M. NANKERRIS (Australie), s’exprimant au nom du Groupe CANZ (Canada, Australie, Nouvelle-Zélande), a estimé que l’agenda de réformes « Nouvel Horizon » a contribué aux récents succès du maintien de la paix.  À cet égard, le Groupe CANZ salue l’annonce de la prochaine publication par le DOMP et le DAM du prochain document non officiel sur la stratégie de maintien de la paix à l’horizon 2015.  Constatant que le concept de maintien de la paix multidimensionnel place des exigences de plus en plus importantes sur le personnel de l’ONU, le Groupe CANZ se réjouit des modules de formation prédéploiement qui ont été mis en place pour encadrer le personnel des pays contributeurs de troupes.  Il insiste sur l’importance capitale de la formation du personnel de maintien de la paix en général. 

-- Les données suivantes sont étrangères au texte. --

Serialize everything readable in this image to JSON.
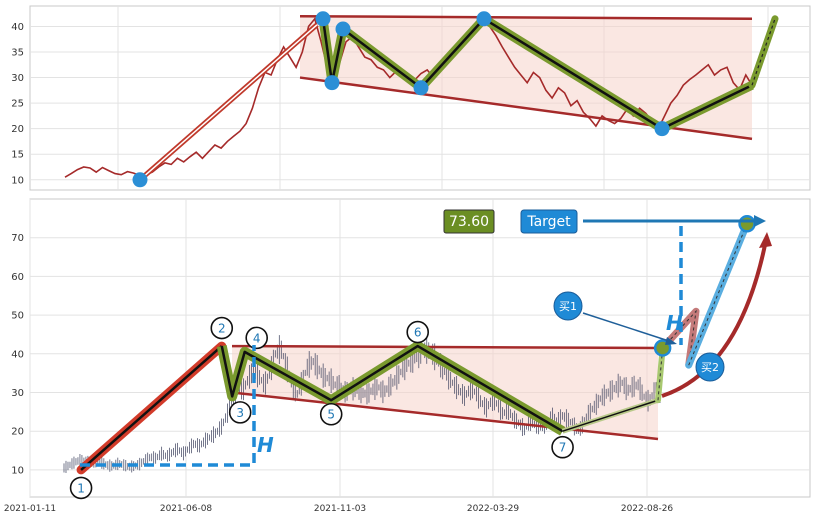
{
  "chart_data": [
    {
      "type": "line",
      "panel": "overview",
      "ylim": [
        8,
        44
      ],
      "yticks": [
        "10",
        "15",
        "20",
        "25",
        "30",
        "35",
        "40"
      ],
      "grid": true,
      "price_series": [
        10.5,
        11.2,
        12,
        12.5,
        12.3,
        11.5,
        12.4,
        11.8,
        11.2,
        11,
        11.6,
        11.3,
        10.8,
        11,
        11.5,
        12.5,
        13.3,
        13,
        14.2,
        13.5,
        14.5,
        15.4,
        14.2,
        15.5,
        16.8,
        16.2,
        17.5,
        18.5,
        19.5,
        21,
        24,
        28,
        31,
        30.5,
        33.5,
        36,
        34,
        32,
        35,
        40,
        41.5,
        37,
        32,
        29.5,
        33,
        37,
        38,
        36,
        34,
        33.5,
        32,
        31.5,
        30,
        31.2,
        30.5,
        30,
        29.5,
        30.8,
        31.5,
        30,
        31.5,
        33,
        35,
        36.8,
        38,
        39,
        40.5,
        41.2,
        40,
        38.2,
        36,
        34,
        32,
        30.5,
        29,
        31,
        30,
        27.5,
        26,
        28,
        27,
        24.5,
        25.5,
        23.2,
        22,
        20.5,
        22.5,
        21.6,
        21,
        22,
        23.8,
        22.5,
        24,
        23,
        21.5,
        20,
        22.5,
        25,
        26.5,
        28.5,
        29.6,
        30.5,
        31.5,
        32.5,
        30.5,
        31.5,
        32,
        29,
        27.6,
        30.5,
        28.5
      ],
      "pattern_points": [
        {
          "x": 0,
          "y": 10
        },
        {
          "x": 1,
          "y": 41.5
        },
        {
          "x": 2,
          "y": 29
        },
        {
          "x": 3,
          "y": 39.5
        },
        {
          "x": 4,
          "y": 28
        },
        {
          "x": 5,
          "y": 41.5
        },
        {
          "x": 6,
          "y": 20
        },
        {
          "x": 7,
          "y": 28.5
        }
      ],
      "target_projection_end": 41.5,
      "upper_trendline": [
        42,
        41.5
      ],
      "lower_trendline": [
        30,
        18
      ]
    },
    {
      "type": "line",
      "panel": "pattern-detail",
      "ylim": [
        3,
        80
      ],
      "yticks": [
        "10",
        "20",
        "30",
        "40",
        "50",
        "60",
        "70"
      ],
      "xticks": [
        "2021-01-11",
        "2021-06-08",
        "2021-11-03",
        "2022-03-29",
        "2022-08-26"
      ],
      "grid": true,
      "pivots": [
        {
          "label": "1",
          "x": "2021-03-01",
          "y": 10
        },
        {
          "label": "2",
          "x": "2021-07-14",
          "y": 42
        },
        {
          "label": "3",
          "x": "2021-07-24",
          "y": 29
        },
        {
          "label": "4",
          "x": "2021-08-05",
          "y": 40.5
        },
        {
          "label": "5",
          "x": "2021-10-27",
          "y": 28
        },
        {
          "label": "6",
          "x": "2022-01-18",
          "y": 42
        },
        {
          "label": "7",
          "x": "2022-06-06",
          "y": 20
        }
      ],
      "breakout": {
        "label": "买1",
        "x": "2022-09-10",
        "y": 41.5
      },
      "retest": {
        "label": "买2",
        "x": "2022-10-05",
        "y": 35
      },
      "target": {
        "label": "Target",
        "value": "73.60",
        "x": "2022-11-30",
        "y": 73.6
      },
      "height_label": "H",
      "upper_trendline": [
        42,
        41.5
      ],
      "lower_trendline": [
        30,
        18
      ]
    }
  ]
}
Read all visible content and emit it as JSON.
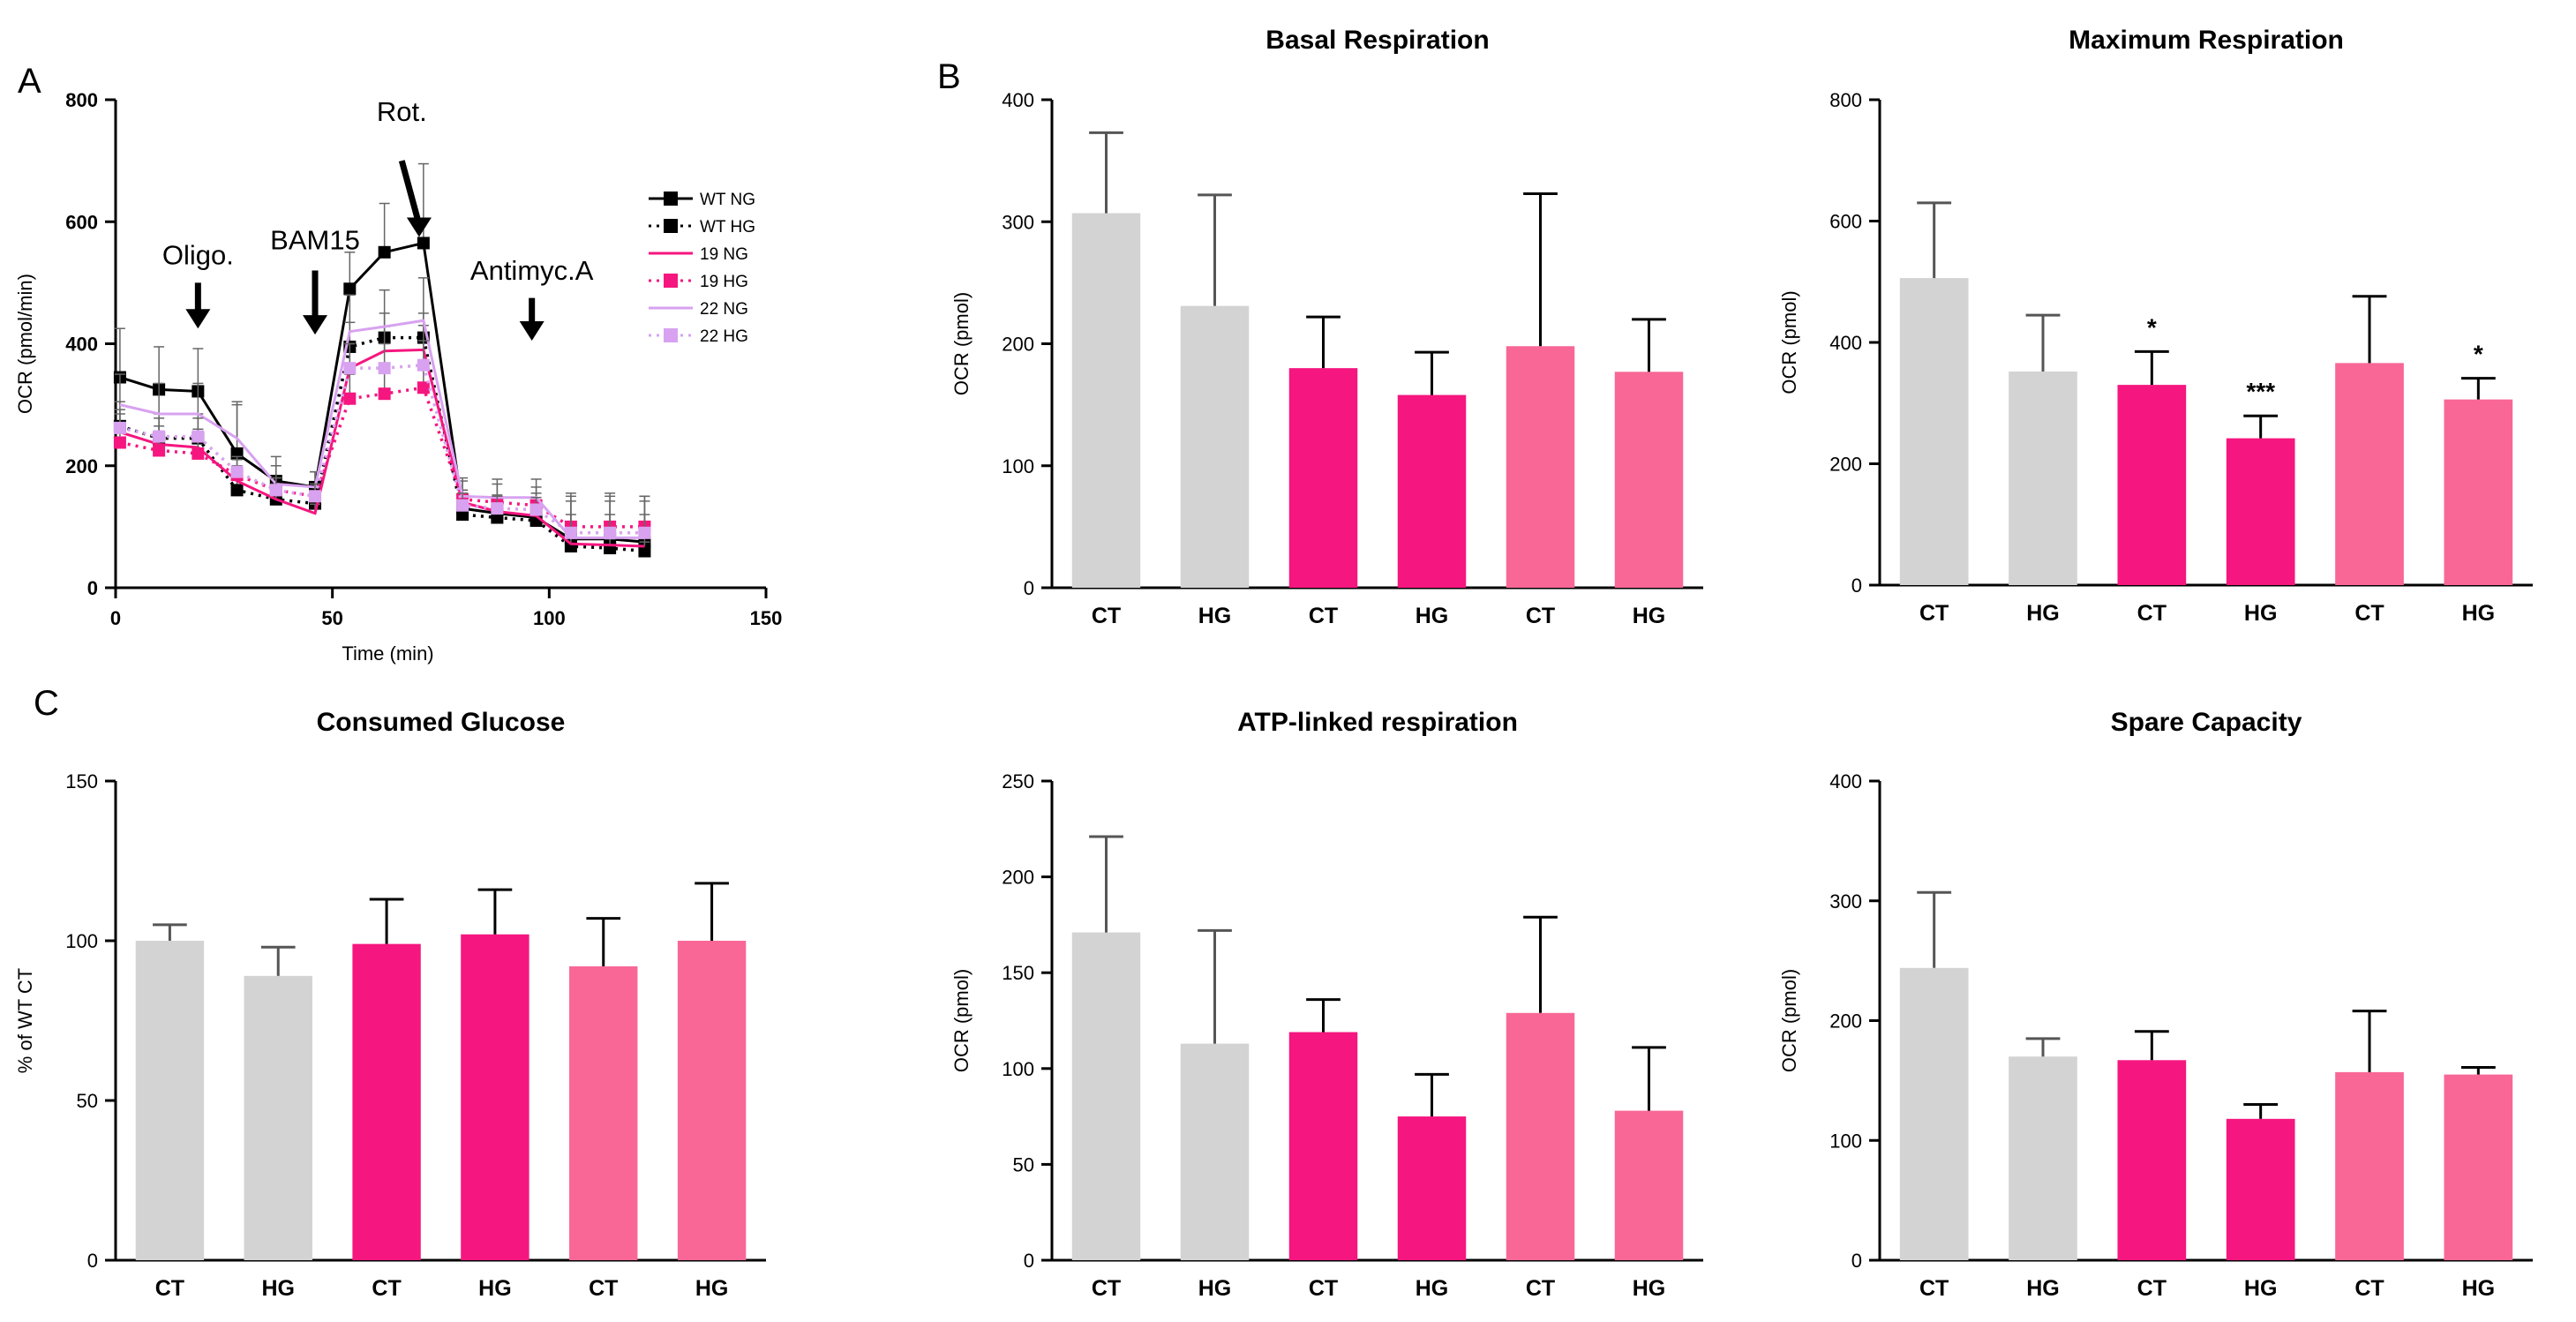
{
  "colors": {
    "grey": "#D3D3D3",
    "magenta": "#F5167F",
    "pink": "#F86796",
    "lavender": "#D8A2F0",
    "black": "#000000"
  },
  "chart_data": [
    {
      "id": "A",
      "panel_label": "A",
      "type": "line",
      "title": "",
      "xlabel": "Time (min)",
      "ylabel": "OCR (pmol/min)",
      "xlim": [
        0,
        150
      ],
      "ylim": [
        0,
        800
      ],
      "xticks": [
        "0",
        "50",
        "100",
        "150"
      ],
      "yticks": [
        "0",
        "200",
        "400",
        "600",
        "800"
      ],
      "x": [
        1,
        10,
        19,
        28,
        37,
        46,
        54,
        62,
        71,
        80,
        88,
        97,
        105,
        114,
        122
      ],
      "series": [
        {
          "name": "WT NG",
          "color": "#000000",
          "dash": "",
          "marker": "square",
          "values": [
            345,
            325,
            322,
            220,
            175,
            165,
            490,
            550,
            565,
            130,
            122,
            115,
            80,
            80,
            75
          ],
          "errors": [
            80,
            70,
            70,
            80,
            40,
            25,
            60,
            80,
            130,
            30,
            30,
            40,
            75,
            75,
            75
          ]
        },
        {
          "name": "WT HG",
          "color": "#000000",
          "dash": "dots",
          "marker": "square",
          "values": [
            265,
            245,
            245,
            160,
            145,
            138,
            395,
            410,
            410,
            120,
            115,
            110,
            68,
            65,
            60
          ],
          "errors": [
            40,
            40,
            40,
            30,
            25,
            20,
            40,
            40,
            40,
            20,
            20,
            20,
            15,
            15,
            15
          ]
        },
        {
          "name": "19 NG",
          "color": "#F5167F",
          "dash": "",
          "marker": "none",
          "values": [
            255,
            235,
            230,
            175,
            145,
            122,
            360,
            388,
            390,
            140,
            125,
            118,
            72,
            70,
            68
          ],
          "errors": [
            30,
            30,
            30,
            25,
            20,
            15,
            40,
            40,
            40,
            20,
            20,
            20,
            15,
            15,
            15
          ]
        },
        {
          "name": "19 HG",
          "color": "#F5167F",
          "dash": "dots",
          "marker": "square",
          "values": [
            238,
            225,
            220,
            185,
            160,
            150,
            310,
            318,
            328,
            145,
            140,
            135,
            100,
            100,
            100
          ],
          "errors": [
            30,
            30,
            30,
            25,
            20,
            20,
            40,
            40,
            40,
            30,
            30,
            30,
            50,
            50,
            50
          ]
        },
        {
          "name": "22 NG",
          "color": "#D8A2F0",
          "dash": "",
          "marker": "none",
          "values": [
            300,
            285,
            285,
            245,
            170,
            165,
            420,
            428,
            438,
            150,
            148,
            148,
            82,
            82,
            82
          ],
          "errors": [
            50,
            50,
            50,
            60,
            30,
            25,
            60,
            60,
            70,
            30,
            30,
            30,
            60,
            60,
            60
          ]
        },
        {
          "name": "22 HG",
          "color": "#D8A2F0",
          "dash": "dots",
          "marker": "square",
          "values": [
            262,
            248,
            248,
            190,
            160,
            150,
            360,
            360,
            365,
            135,
            130,
            128,
            90,
            90,
            90
          ],
          "errors": [
            30,
            30,
            30,
            25,
            20,
            20,
            40,
            40,
            40,
            20,
            20,
            20,
            30,
            30,
            30
          ]
        }
      ],
      "annotations": [
        {
          "label": "Oligo.",
          "x": 19,
          "head": 425,
          "tail": 500,
          "label_y": 530
        },
        {
          "label": "BAM15",
          "x": 46,
          "head": 415,
          "tail": 520,
          "label_y": 555
        },
        {
          "label": "Rot.",
          "x": 70,
          "head": 575,
          "tail": 700,
          "label_y": 765,
          "x_tail": 66
        },
        {
          "label": "Antimyc.A",
          "x": 96,
          "head": 405,
          "tail": 475,
          "label_y": 505
        }
      ]
    },
    {
      "id": "B1",
      "panel_label": "B",
      "type": "bar",
      "title": "Basal Respiration",
      "xlabel": "",
      "ylabel": "OCR (pmol)",
      "ylim": [
        0,
        400
      ],
      "yticks": [
        "0",
        "100",
        "200",
        "300",
        "400"
      ],
      "categories": [
        "CT",
        "HG",
        "CT",
        "HG",
        "CT",
        "HG"
      ],
      "values": [
        307,
        231,
        180,
        158,
        198,
        177
      ],
      "errors": [
        66,
        91,
        42,
        35,
        125,
        43
      ],
      "bar_colors": [
        "#D3D3D3",
        "#D3D3D3",
        "#F5167F",
        "#F5167F",
        "#F86796",
        "#F86796"
      ],
      "significance": [
        "",
        "",
        "",
        "",
        "",
        ""
      ]
    },
    {
      "id": "B2",
      "panel_label": "",
      "type": "bar",
      "title": "Maximum Respiration",
      "xlabel": "",
      "ylabel": "OCR (pmol)",
      "ylim": [
        0,
        800
      ],
      "yticks": [
        "0",
        "200",
        "400",
        "600",
        "800"
      ],
      "categories": [
        "CT",
        "HG",
        "CT",
        "HG",
        "CT",
        "HG"
      ],
      "values": [
        506,
        352,
        330,
        242,
        366,
        306
      ],
      "errors": [
        124,
        93,
        55,
        37,
        110,
        35
      ],
      "bar_colors": [
        "#D3D3D3",
        "#D3D3D3",
        "#F5167F",
        "#F5167F",
        "#F86796",
        "#F86796"
      ],
      "significance": [
        "",
        "",
        "*",
        "***",
        "",
        "*"
      ]
    },
    {
      "id": "C1",
      "panel_label": "C",
      "type": "bar",
      "title": "Consumed Glucose",
      "xlabel": "",
      "ylabel": "% of WT CT",
      "ylim": [
        0,
        150
      ],
      "yticks": [
        "0",
        "50",
        "100",
        "150"
      ],
      "categories": [
        "CT",
        "HG",
        "CT",
        "HG",
        "CT",
        "HG"
      ],
      "values": [
        100,
        89,
        99,
        102,
        92,
        100
      ],
      "errors": [
        5,
        9,
        14,
        14,
        15,
        18
      ],
      "bar_colors": [
        "#D3D3D3",
        "#D3D3D3",
        "#F5167F",
        "#F5167F",
        "#F86796",
        "#F86796"
      ],
      "significance": [
        "",
        "",
        "",
        "",
        "",
        ""
      ]
    },
    {
      "id": "C2",
      "panel_label": "",
      "type": "bar",
      "title": "ATP-linked respiration",
      "xlabel": "",
      "ylabel": "OCR (pmol)",
      "ylim": [
        0,
        250
      ],
      "yticks": [
        "0",
        "50",
        "100",
        "150",
        "200",
        "250"
      ],
      "categories": [
        "CT",
        "HG",
        "CT",
        "HG",
        "CT",
        "HG"
      ],
      "values": [
        171,
        113,
        119,
        75,
        129,
        78
      ],
      "errors": [
        50,
        59,
        17,
        22,
        50,
        33
      ],
      "bar_colors": [
        "#D3D3D3",
        "#D3D3D3",
        "#F5167F",
        "#F5167F",
        "#F86796",
        "#F86796"
      ],
      "significance": [
        "",
        "",
        "",
        "",
        "",
        ""
      ]
    },
    {
      "id": "C3",
      "panel_label": "",
      "type": "bar",
      "title": "Spare Capacity",
      "xlabel": "",
      "ylabel": "OCR (pmol)",
      "ylim": [
        0,
        400
      ],
      "yticks": [
        "0",
        "100",
        "200",
        "300",
        "400"
      ],
      "categories": [
        "CT",
        "HG",
        "CT",
        "HG",
        "CT",
        "HG"
      ],
      "values": [
        244,
        170,
        167,
        118,
        157,
        155
      ],
      "errors": [
        63,
        15,
        24,
        12,
        51,
        6
      ],
      "bar_colors": [
        "#D3D3D3",
        "#D3D3D3",
        "#F5167F",
        "#F5167F",
        "#F86796",
        "#F86796"
      ],
      "significance": [
        "",
        "",
        "",
        "",
        "",
        ""
      ]
    }
  ]
}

Par ailleurs, a dit le représentant, le Groupe CANZ est également persuadé que les composantes civiles des missions jouent un rôle vital, car elles permettent de mieux comprendre les besoins réels de la population locale.  Le Groupe CANZ estime que le cadre global de rédaction des mandats et des stratégies des missions est un outil important pour permettre aux missions de prendre en charge la dimension relative à la « protection des civils ».  Cependant, il faut pouvoir mieux mesurer les résultats obtenus sur le terrain, a-t-il noté.  Le Groupe CANZ est également favorable à un dialogue plus soutenu entre la Commission de consolidation de la paix, le Conseil de sécurité, les autres organes des Nations Unies et les institutions financières internationales, pour faire le meilleur usage des leçons apprises sur le terrain en termes de maintien et de consolidation de la paix, a souligné le représentant.  Il est également revenu sur le rôle des femmes dans le maintien de la paix et a souhaité qu’elles soient mieux représentées au sein des missions à tous les niveaux hiérarchiques.